Additional variances included supplemental taxes, write-offs, amounts retained from the school board, gas tax top-ups and bank interest income that was higher than budgeted. The report also included a list of potential projects where some of the surplus could be spent, including more than $300,000 worth of “value items” for the township’s arena project, those being items such as furniture and equipment not included in the project’s budget.
Bob Carter said he thought the township was going to receive some
pretty extreme criticism having a surplus that totalled nearly 11 per
cent of its tax levy.
“I think it’s very important for us to recognize that this isn’t found money, this is taxpayer money,” Carter said. Carter said he thought the surplus should be used for core projects to help offset any tax increase for residents next year, and not on “favourites” that were on the list of potential uses.
Carter noted that 2020 was going be a difficult year for many.
“From my perspective, it’s not going into nice-to-have projects,” Carter said, with Councillor Ron Nesbitt saying he agreed with Carter 100 per cent.

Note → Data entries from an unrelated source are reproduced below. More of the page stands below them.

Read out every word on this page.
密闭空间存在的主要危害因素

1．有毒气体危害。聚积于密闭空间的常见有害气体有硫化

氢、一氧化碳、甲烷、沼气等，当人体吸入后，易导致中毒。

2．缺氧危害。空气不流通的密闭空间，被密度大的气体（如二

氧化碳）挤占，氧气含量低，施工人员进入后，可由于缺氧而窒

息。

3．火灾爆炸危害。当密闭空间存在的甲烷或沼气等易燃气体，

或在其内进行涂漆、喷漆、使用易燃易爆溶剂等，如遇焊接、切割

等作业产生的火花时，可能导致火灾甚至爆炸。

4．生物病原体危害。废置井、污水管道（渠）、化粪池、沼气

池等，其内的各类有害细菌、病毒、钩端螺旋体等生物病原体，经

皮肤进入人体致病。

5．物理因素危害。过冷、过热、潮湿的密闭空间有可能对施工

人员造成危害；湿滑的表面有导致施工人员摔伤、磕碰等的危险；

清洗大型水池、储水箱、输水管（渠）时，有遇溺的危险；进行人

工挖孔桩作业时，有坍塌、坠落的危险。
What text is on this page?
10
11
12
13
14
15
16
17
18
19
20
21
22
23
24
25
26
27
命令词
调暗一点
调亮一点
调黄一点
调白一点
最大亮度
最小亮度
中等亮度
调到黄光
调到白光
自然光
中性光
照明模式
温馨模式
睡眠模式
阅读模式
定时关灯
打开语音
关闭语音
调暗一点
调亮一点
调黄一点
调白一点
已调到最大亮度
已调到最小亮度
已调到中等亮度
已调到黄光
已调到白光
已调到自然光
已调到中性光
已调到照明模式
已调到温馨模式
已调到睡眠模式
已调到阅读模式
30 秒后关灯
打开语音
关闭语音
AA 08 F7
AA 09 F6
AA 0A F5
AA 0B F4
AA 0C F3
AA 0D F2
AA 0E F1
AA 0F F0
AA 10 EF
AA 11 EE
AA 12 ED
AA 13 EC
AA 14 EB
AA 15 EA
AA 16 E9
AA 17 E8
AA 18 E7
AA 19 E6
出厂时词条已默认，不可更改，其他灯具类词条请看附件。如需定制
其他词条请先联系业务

“I hope with our next budget we can manage this better,” said Councillor Pam Sayne with regard to the size of the surplus.
“A lot of people in our county during this pandemic are without work,” said Deputy Mayor Lisa Schell, agreeing that the surplus should be used to offset any tax increase next year.
Council is also considering
ways to assist residents with some relief on property taxes and is
scheduled to discuss that issue further at an upcoming meeting. Mayor
Brent Devolin said he’d like to see a post-COVID-19 analysis of the
township’s finances conducted later in the year.
For the time being, the surplus will be parked in the township’s capital project reserve.